Through my parents, friends, family and my Mean Girls family. I would have a crying fit saying, “ I'm never going to be able to dance again. I'm never going to be able to go back to the show. I'm going to have to change careers.” All these things would make me panic. My parents would say, 'You’re going to be fine. You've always been a fighter. give it time and let yourself heal.

Also, a bunch of my Mean Girls castmates came to the hospital before a two show day. At one point I had rented studio to choreograph a video. But I was too sick to use it and couldn’t get my money back. I texted everybody in the cast asking if anybody needed a studio space for anything. The entire cast went to the studio and filmed a dance video for me. When I saw it I cried for three hours. It was the sweetest thing anyone's ever done for me. Also before my surgery Tina Fey sent me a video where she showed me a photo of me and said, ‘I'm putting this by my bed until I can hug you in person.

It sounds like you are all really connected. 
SB: Many of us in the cast have been together for two years every day. I see them more than I see my family. Especially when we were creating Mean Girls that first year. The second year when we opened on Broadway, we did the Thanksgiving Parade, Late Night with Seth Meyers, the Tonight Show Jimmy Fallon, the Tony Awards. We would be doing the Today Show at six o'clock in the morning, then going back to the theater and doing the show that night. We are constantly together.

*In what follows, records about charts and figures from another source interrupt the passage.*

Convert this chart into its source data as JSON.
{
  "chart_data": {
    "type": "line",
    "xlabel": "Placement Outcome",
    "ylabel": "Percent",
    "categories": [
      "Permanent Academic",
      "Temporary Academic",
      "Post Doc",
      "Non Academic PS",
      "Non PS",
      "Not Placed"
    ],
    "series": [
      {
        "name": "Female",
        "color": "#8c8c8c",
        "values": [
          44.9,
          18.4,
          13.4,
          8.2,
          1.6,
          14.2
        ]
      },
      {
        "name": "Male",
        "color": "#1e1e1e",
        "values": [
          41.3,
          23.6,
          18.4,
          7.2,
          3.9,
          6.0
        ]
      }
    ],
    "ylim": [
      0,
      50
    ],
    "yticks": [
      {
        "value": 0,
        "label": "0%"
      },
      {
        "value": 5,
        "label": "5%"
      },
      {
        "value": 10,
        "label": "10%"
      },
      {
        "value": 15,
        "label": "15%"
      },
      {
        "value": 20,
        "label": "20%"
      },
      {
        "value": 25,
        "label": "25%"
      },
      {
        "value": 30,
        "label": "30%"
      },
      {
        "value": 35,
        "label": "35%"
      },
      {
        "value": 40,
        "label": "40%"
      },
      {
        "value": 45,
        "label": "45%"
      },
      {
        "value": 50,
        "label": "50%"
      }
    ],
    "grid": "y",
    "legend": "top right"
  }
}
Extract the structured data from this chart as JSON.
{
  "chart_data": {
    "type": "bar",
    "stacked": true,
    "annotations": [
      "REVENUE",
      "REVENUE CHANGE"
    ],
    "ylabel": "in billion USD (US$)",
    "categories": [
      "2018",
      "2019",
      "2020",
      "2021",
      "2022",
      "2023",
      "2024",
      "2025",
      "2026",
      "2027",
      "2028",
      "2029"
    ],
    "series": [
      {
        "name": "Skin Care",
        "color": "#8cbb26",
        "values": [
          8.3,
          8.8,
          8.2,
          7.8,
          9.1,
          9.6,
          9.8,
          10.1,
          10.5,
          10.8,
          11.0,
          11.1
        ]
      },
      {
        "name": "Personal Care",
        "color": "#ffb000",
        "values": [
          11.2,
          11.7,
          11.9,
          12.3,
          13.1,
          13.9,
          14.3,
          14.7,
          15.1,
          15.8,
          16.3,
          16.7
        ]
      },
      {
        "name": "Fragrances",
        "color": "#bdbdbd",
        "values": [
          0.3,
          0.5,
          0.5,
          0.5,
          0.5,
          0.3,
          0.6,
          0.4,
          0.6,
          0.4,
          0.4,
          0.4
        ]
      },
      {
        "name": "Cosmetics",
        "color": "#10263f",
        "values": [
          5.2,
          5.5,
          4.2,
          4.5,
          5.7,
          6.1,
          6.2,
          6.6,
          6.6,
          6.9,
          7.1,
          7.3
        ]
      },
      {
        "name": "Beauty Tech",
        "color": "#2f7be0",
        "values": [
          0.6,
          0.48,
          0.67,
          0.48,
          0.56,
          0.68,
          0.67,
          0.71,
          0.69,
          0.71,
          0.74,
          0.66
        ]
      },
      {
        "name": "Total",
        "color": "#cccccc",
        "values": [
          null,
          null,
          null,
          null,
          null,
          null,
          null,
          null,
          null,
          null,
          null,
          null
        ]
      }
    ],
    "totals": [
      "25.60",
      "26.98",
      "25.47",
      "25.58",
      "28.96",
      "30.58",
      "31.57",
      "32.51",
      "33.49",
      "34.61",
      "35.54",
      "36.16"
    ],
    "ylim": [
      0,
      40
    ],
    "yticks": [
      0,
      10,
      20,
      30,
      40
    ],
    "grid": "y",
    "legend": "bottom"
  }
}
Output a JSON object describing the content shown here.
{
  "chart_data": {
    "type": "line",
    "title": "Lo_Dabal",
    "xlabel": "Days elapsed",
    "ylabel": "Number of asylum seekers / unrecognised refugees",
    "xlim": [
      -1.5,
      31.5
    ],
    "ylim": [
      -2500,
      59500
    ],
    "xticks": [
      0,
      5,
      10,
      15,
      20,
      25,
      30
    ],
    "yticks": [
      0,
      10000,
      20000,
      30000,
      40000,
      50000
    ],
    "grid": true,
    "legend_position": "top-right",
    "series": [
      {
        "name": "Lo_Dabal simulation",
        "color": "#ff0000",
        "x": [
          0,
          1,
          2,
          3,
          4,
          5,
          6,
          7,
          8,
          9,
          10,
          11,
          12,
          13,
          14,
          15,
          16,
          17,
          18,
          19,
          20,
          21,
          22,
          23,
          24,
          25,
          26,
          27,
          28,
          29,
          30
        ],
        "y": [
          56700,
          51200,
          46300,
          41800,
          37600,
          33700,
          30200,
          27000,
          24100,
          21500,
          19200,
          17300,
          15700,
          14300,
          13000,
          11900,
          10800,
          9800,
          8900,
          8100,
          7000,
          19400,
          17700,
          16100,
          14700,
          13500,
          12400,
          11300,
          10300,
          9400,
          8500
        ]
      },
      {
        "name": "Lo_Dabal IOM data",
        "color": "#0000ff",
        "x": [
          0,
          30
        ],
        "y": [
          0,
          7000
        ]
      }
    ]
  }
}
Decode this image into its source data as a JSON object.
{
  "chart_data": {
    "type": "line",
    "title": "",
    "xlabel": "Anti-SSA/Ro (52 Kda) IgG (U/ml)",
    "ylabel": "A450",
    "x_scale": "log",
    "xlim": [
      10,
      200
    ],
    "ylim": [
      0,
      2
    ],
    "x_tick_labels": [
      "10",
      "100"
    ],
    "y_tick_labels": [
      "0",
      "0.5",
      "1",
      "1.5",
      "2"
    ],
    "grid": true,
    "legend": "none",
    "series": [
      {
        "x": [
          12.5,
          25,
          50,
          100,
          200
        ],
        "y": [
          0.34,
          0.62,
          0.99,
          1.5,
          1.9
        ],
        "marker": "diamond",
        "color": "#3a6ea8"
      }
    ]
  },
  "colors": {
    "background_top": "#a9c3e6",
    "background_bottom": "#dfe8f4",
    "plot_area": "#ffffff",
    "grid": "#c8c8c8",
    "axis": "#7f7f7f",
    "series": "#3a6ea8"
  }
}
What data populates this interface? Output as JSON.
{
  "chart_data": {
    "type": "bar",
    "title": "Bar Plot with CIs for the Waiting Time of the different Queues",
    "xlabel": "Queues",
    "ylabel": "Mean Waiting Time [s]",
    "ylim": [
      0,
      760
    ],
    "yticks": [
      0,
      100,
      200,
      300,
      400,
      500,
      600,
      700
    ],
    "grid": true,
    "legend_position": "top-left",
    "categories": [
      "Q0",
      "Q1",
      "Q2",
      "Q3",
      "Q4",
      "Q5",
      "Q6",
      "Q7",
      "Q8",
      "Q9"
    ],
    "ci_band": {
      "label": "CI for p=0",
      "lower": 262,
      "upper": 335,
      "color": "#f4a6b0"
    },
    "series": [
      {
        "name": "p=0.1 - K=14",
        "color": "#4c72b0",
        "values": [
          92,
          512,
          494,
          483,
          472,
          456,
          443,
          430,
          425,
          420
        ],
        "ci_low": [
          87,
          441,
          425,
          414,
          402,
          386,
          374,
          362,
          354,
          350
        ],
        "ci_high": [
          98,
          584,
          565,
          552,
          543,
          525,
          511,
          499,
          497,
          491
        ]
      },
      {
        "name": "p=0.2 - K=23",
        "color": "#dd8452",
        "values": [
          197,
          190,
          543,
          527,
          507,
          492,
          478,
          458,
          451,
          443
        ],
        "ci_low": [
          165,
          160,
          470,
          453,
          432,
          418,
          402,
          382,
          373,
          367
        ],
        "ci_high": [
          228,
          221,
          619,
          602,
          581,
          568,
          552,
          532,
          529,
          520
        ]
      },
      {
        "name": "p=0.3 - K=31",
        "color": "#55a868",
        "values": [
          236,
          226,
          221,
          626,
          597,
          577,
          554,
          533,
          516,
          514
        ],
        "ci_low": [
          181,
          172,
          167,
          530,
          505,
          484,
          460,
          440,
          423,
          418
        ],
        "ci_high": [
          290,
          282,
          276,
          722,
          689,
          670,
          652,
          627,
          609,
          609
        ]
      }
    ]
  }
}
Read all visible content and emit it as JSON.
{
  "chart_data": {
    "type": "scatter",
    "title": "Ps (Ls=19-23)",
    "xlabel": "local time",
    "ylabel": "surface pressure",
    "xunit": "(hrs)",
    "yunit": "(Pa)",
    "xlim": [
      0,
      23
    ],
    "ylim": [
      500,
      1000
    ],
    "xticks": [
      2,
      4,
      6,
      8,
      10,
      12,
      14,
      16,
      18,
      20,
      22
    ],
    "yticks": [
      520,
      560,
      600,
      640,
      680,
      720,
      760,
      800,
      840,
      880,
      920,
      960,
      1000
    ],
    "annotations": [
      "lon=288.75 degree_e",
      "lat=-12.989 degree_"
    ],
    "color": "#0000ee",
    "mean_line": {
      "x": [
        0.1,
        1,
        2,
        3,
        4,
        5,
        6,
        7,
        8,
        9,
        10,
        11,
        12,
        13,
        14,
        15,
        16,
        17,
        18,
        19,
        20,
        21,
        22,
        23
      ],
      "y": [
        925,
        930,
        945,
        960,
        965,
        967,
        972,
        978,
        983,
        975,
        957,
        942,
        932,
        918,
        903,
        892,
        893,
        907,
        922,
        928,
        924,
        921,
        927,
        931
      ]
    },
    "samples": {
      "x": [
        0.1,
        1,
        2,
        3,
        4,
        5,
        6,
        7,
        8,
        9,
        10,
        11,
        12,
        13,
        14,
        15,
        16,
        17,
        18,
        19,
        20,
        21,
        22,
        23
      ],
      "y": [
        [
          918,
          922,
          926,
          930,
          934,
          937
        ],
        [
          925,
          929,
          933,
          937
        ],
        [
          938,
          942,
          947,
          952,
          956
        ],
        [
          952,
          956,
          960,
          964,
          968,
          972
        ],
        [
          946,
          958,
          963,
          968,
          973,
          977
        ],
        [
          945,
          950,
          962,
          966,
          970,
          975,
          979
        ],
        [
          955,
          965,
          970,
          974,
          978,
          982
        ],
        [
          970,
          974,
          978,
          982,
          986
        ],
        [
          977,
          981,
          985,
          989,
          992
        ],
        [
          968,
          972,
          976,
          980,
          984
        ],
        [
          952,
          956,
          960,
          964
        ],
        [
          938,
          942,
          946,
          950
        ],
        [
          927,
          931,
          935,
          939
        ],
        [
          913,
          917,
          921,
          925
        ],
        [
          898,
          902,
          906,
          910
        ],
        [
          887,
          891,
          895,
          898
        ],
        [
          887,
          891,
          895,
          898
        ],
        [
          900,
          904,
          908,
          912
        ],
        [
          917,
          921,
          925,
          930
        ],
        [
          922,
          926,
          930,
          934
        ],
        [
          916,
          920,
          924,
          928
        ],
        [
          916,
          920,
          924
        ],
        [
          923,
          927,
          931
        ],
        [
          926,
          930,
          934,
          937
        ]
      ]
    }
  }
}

What was it like coming back to the show on Mean Girls day, October 3?
I was more nervous than I was during my Broadway debut. It was probably the most nervous I've ever been on stage. Off-stage, I was that five year old kid again, saying, “I can't do it. I can't do it.” But I realized I was in my head about it. mean, you of course I could. I did it over 700 times for the past year and a half before all of this happened. I nervous, excited, had friends in the audience and was back with my cast.

Each show gets better and better. I'm the closest right now as I've ever been to being the old Stephanie. I still have my moments here and there where I think, “I used to be better at this specific section, and now am struggling to get through it.” But those moments get easier each day. I have to try to be patient. I feel lucky to be in a show that I could leave for nine months, come back and it's still going strong, which is incredible. I’m also grateful to be a part of a company that would let me do that. At the end of the show when we bow, I still look out at all the people, I think, “Oh, I made it, I'm doing another show, another day.” I’m so lucky that I get to dance around and be a high schooler for a few hours, and get paid to do it.